Sabar dan syukur dalam himpitan masalah dan lapangnya kehidupan, adalah pendidikan yang mestinya kian mendewasakan jiwa, menjernihkan hati dan menajamkan pikiran memaknai kehidupan.
Allah tidak membebani hamba di luar kemampuannya, tidak membebani di luar batas pikulan pundak tanggungjawabnya.
BACA JUGA: Ingatlah Allah saat Senang, Niscaya Allah Mengingatmu di saat Susah
Di sinilah kita merenung, melihat dan menginsafi diri, bahwa sesungguhnya beban hidup yang menumpuk adalah pelajaran agar lebih tangguh dan perkasa. Jalan yang menerpa jiwa-jiwa lemah menjadi kuat, jiwa-jiwa kerdil menjadi raksasa.
Orang-orang besar yang kita kagumi, bukan berarti tak punya masa lalu yang pilu, getir dan mendebarkan sanubari.
Mereka pernah terpuruk, jatuh dan terkapar. Tapi mereka bangkit lagi dengan menata hati, memantapkan keyakinan dan berdiri dalam perjuangan.
Sebut saja Imam Syafii, Imam Ghazali atau tokoh yang dekat dengan kita semisal KH. Hasyim Asyari, KH. Ahmad Dahlan, Buya Hamka dan sebagainya.
BACA JUGA: Di Akhir Zaman, Orang Shaleh Selalu Memudahkan Kesusahan Orang Lain
Mereka manusia biasa seperti kita yang punya sifat malas dan rajin, marah dan sabar, lemah dan kuat, kendur dan semangat.
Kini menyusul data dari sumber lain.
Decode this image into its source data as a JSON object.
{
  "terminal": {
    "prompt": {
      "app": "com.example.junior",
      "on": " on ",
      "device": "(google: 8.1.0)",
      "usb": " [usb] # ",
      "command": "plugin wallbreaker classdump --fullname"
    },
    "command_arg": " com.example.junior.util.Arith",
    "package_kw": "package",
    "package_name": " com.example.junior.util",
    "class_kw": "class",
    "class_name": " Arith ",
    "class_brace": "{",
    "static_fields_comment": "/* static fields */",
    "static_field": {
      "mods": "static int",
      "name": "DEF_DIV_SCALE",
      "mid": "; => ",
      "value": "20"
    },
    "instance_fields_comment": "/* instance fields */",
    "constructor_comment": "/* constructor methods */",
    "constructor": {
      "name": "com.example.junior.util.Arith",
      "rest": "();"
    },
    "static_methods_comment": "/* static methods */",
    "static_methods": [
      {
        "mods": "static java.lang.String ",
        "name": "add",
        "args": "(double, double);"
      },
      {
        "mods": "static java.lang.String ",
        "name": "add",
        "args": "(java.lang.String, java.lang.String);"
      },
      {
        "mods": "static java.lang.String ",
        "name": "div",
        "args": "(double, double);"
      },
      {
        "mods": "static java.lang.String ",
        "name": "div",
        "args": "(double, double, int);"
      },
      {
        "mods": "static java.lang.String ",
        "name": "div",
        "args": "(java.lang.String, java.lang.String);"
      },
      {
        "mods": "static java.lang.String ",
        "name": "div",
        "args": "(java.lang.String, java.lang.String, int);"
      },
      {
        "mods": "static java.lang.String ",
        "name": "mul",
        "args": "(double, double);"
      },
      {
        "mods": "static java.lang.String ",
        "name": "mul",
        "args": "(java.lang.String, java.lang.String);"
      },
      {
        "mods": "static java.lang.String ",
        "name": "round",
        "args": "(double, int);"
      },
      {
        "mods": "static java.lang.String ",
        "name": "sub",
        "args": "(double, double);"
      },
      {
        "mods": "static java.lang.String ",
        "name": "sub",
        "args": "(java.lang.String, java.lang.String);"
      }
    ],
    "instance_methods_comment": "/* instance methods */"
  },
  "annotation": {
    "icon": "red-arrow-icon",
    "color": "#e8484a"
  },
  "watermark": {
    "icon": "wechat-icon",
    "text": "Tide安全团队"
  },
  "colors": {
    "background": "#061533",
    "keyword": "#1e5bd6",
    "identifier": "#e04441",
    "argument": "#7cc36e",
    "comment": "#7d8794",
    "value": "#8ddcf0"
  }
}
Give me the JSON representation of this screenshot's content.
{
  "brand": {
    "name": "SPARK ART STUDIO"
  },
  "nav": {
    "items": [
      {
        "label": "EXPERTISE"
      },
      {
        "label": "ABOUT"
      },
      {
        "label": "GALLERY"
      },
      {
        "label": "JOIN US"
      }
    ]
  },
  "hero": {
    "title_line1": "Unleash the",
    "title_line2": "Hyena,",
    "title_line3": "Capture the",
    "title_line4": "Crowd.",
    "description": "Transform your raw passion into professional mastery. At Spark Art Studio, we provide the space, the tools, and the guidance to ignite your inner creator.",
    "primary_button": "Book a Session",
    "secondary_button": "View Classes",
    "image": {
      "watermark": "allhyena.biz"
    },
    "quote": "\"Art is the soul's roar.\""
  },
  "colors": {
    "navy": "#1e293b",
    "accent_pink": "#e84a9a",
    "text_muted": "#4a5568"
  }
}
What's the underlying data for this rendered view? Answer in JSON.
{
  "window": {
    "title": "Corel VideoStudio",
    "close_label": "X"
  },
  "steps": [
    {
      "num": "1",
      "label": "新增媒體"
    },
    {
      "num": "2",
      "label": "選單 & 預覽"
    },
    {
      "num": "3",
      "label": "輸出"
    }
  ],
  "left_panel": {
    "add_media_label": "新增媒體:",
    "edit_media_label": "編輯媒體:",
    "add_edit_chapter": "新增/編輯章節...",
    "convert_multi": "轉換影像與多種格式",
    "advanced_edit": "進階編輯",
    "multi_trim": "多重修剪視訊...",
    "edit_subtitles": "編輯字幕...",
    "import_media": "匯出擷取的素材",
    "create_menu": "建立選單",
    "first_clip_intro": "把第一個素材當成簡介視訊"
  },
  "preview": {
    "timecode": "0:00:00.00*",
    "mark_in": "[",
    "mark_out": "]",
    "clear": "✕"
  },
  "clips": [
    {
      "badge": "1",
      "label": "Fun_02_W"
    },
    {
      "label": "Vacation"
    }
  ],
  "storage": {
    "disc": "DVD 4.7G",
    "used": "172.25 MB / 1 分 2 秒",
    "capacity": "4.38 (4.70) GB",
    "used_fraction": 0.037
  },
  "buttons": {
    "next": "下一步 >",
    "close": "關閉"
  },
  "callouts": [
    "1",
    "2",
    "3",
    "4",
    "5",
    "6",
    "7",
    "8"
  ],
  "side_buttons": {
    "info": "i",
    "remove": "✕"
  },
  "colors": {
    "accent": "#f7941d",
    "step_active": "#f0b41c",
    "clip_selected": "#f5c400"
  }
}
Mereka juga pernah lemah dan terpuruk, diancam dan diintimidasi penguasa, difitnah dan direndahkan. Mereka pernah terpuruk. Tapi mereka tak menyerah, tak putus asa menghadapi kenyataan.
Kuncinya, iman dalam hati sebagai energi penggerak diri. Seberat apapun beban hidup, iman yang terpatri di sanubari menjadi kekuatan raksasa untuk memohon, meminta dan mengiba pada Allah SWT.
Mantapkan doa, sempurnakan ikhtiar, dan genapi dengan tawakal. Engkau tak sendiri, ada Allah yang Maha menyelesaikan urusan. []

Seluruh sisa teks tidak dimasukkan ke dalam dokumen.